Millie Small | My Boy Lollipop

Originally posted on MissBackInTheDayUSA

My Boy Lollipop” (originally “My Girl Lollypop“) is a song written in the mid-1950s by Robert Spencer of the doo-wop group The Cadillacs, and usually credited to Spencer, Morris Levy, and Johnny Roberts. It was first recorded in New York in 1956 by Barbie Gaye. A later version, recorded in 1964 by Jamaican teenager Millie Small, with very similar rhythm, became one of the top-selling ska songs of all time.
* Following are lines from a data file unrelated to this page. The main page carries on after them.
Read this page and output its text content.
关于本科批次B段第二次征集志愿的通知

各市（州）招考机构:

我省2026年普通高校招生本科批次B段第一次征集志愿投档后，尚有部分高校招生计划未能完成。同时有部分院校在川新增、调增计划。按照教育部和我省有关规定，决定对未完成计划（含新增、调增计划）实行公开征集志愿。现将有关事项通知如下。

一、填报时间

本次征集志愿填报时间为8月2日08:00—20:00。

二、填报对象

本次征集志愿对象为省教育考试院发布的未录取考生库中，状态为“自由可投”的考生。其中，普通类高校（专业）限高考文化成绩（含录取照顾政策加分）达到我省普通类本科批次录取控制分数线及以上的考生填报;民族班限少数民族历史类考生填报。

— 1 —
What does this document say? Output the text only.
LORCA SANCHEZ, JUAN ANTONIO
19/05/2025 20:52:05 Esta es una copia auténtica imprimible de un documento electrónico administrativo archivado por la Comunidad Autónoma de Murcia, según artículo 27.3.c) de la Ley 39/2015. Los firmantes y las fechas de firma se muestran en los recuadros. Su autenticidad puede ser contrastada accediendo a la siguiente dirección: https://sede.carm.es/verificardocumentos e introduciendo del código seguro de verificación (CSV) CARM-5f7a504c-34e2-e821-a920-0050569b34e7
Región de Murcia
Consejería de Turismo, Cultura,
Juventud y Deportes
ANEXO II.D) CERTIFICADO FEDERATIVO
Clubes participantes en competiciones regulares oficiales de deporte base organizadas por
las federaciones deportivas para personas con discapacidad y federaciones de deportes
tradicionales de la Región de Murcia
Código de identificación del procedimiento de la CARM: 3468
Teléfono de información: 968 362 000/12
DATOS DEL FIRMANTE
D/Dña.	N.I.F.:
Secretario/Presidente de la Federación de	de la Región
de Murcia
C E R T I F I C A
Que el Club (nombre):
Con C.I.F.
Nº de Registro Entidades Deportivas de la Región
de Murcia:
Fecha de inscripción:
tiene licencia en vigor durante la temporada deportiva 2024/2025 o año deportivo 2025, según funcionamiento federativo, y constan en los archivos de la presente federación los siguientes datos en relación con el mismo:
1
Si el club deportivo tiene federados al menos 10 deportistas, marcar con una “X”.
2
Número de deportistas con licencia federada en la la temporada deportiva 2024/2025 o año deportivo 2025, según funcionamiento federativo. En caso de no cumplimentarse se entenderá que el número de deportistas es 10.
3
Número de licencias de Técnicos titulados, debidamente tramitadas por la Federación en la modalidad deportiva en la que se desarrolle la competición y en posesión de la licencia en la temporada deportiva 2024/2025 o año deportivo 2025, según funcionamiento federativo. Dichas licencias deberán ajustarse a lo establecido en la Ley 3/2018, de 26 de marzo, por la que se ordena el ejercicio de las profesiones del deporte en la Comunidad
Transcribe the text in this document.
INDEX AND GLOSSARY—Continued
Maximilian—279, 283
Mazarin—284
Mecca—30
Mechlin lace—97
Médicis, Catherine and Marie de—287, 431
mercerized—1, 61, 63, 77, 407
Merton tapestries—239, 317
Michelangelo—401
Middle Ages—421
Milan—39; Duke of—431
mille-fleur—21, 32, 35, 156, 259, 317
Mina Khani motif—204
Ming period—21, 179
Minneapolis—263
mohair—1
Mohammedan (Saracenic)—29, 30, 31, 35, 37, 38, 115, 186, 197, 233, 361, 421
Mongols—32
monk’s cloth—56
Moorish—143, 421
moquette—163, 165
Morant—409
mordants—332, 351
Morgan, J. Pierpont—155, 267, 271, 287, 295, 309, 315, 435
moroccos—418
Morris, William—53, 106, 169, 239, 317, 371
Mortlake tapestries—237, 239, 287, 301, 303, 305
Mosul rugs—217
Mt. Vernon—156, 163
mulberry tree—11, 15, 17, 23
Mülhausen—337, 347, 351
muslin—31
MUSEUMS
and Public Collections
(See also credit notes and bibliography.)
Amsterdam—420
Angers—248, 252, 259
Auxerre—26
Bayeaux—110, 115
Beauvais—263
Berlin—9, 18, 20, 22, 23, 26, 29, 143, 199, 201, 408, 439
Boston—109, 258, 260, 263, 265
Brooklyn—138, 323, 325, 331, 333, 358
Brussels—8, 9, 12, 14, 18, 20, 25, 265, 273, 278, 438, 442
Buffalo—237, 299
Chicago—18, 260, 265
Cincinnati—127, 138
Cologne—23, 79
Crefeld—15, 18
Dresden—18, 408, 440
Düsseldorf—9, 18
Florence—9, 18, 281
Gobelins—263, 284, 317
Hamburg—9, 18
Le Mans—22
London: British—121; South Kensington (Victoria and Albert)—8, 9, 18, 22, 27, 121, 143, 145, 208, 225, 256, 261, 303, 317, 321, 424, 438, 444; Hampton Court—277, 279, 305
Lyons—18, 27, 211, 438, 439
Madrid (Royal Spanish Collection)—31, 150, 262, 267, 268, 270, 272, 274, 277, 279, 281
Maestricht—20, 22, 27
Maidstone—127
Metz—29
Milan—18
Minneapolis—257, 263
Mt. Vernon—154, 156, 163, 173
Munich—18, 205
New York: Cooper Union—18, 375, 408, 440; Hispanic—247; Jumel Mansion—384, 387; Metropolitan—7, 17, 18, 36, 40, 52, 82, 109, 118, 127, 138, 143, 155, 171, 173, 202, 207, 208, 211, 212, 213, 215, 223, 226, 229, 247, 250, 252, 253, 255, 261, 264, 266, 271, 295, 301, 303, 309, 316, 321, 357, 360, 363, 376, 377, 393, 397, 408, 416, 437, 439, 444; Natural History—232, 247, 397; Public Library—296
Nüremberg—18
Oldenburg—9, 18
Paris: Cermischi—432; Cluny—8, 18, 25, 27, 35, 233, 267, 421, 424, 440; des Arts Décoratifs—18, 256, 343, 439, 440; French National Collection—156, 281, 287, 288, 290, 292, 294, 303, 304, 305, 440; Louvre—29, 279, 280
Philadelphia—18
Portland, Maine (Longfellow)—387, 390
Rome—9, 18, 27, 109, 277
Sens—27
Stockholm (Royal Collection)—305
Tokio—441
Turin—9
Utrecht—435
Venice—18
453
Small’s version was a massive hit, reaching number two both in the UK Singles Chart and in the US Billboard Hot 100, and number three in Canada. It also topped the chart in Australia. Initially it sold over 600,000 copies in the United Kingdom. Including singles sales, album usage and compilation inclusions, the song has since sold more than seven million copies worldwide.

Small was not a one-hit wonder. For example, subsequent recordings such as “Sweet William” and “Bloodshot Eyes”, both charted in the UK at numbers 30 and 48 respectively. “My Boy Lollipop” was doubly significant in British pop history.

It was the first major hit for Island Records (although it was actually released on the Fontana label because Chris Blackwell, Island’s owner, did not want to overextend its then-meagre resources; in the US, the record appeared on the Smash Records subsidiary of Mercury Records), and Small was the first artist to have a hit that was recorded in the bluebeat style (she was billed as “The Blue Beat Girl” on the single’s label in the US).

This was a music genre that had recently emerged from Jamaica, and was a direct ancestor of reggae.She appeared on the 1964 Beatles TV special Around The Beatles.
On 6 March 1965, Small appeared on the Australian television programme Bandstand. This was as part of a concert at the Sidney Myer Music Bowl in Kings Domain, Melbourne, part of the Moomba Festival. She performed “My Boy Lollipop”, “What Am I Living For” and “See You Later, Alligator”. Small continued to tour and perform up to the early 1970s. wiki

12 thoughts on “Millie Small | My Boy Lollipop

  1. Maybe rap will one day become reformed into more of a scat with a lot of doowop harmony.

    1. What an interesting sound that would be. Are you going to be on watch this week?

      1. Yes. You know I almost forgot. Later.